WATERBURY, Conn. — Infowars’ revenues and website viewership spiked around the time of one of Alex Jones’ shows in 2014 when he talked about the Sandy Hook Elementary School shooting being a hoax, according to documents shown to a jury Thursday.
Jones and his Free Speech Systems company are on trial in Connecticut in a lawsuit brought by Sandy Hook families over his spreading the hoax lies. Jones has already been found liable for damages to the families, and the six-member jury will be deciding how much he and his company should pay the families.
The shooting in December 2012 in Newtown, Connecticut, killed 20 first- graders and six educators.

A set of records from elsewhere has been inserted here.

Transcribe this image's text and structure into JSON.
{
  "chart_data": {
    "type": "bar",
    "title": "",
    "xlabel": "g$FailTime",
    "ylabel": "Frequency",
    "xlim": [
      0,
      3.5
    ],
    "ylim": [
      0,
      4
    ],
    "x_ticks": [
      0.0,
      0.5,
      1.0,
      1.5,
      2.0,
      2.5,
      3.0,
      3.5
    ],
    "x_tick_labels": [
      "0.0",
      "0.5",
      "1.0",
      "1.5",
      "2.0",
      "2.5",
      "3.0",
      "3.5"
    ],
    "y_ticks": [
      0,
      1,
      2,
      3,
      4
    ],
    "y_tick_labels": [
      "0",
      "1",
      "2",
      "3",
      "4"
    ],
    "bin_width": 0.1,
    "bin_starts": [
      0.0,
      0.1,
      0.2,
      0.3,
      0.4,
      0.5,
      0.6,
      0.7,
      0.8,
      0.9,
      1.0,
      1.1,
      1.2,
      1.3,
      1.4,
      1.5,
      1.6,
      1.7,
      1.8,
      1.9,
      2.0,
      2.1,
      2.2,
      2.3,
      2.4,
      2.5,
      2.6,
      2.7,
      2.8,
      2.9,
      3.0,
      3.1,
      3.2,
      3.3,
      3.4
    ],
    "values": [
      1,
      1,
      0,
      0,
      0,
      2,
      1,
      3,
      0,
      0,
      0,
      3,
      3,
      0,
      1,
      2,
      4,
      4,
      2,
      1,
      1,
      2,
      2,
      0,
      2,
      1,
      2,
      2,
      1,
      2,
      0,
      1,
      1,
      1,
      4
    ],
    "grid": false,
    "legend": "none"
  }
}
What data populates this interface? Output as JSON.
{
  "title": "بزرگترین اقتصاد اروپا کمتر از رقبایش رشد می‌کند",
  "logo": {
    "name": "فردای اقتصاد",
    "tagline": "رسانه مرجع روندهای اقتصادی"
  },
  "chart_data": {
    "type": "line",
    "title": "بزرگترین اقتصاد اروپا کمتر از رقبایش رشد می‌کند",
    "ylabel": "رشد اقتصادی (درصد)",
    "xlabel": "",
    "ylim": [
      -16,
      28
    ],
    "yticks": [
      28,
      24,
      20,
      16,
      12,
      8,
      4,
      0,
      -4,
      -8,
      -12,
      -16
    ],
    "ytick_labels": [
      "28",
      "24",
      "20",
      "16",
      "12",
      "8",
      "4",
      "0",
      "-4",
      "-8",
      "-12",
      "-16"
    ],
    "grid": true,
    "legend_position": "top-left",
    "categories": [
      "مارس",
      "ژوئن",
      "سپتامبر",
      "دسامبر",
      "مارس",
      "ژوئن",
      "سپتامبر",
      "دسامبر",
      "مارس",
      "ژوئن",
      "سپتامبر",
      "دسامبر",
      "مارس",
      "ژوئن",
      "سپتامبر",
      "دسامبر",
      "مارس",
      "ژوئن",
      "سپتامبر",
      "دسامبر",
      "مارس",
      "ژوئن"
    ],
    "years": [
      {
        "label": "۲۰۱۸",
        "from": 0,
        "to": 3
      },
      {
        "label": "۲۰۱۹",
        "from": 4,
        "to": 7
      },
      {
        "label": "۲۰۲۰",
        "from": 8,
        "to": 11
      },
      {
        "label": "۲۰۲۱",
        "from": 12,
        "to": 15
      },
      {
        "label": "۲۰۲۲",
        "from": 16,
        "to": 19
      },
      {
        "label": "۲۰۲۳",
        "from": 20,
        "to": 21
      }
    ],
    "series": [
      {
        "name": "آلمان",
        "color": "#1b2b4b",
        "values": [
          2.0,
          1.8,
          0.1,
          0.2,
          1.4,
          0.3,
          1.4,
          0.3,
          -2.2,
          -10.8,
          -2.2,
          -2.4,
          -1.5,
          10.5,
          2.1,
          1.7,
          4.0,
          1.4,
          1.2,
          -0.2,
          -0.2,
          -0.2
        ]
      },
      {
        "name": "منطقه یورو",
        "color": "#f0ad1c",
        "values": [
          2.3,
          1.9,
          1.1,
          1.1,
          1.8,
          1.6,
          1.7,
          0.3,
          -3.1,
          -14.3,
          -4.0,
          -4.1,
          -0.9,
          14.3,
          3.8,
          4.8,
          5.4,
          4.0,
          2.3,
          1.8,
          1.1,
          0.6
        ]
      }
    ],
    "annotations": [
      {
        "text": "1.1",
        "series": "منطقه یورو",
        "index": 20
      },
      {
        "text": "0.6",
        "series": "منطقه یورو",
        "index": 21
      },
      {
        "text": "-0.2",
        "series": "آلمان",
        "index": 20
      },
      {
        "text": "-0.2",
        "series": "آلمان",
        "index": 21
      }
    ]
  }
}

Christopher Mattei, a lawyer for the families, showed an internal Infowars documents detailing the revenue and website-visit spikes around the time of an article on Sept. 24, 2014, on the Infowars website that said no one died at Sandy Hook. The next day, Jones talked about the article on his show.
Revenues to the Infowars online store, which sells nutritional supplements, clothing and other items, increased from $48,000 on Sept. 24 to more than $230,000 on Sept. 25, according to the documents. Total user sessions on the Infowars website, meanwhile, increased from about 543,000 on Sept. 23 to about 1 million on Sept. 24, the documents showed.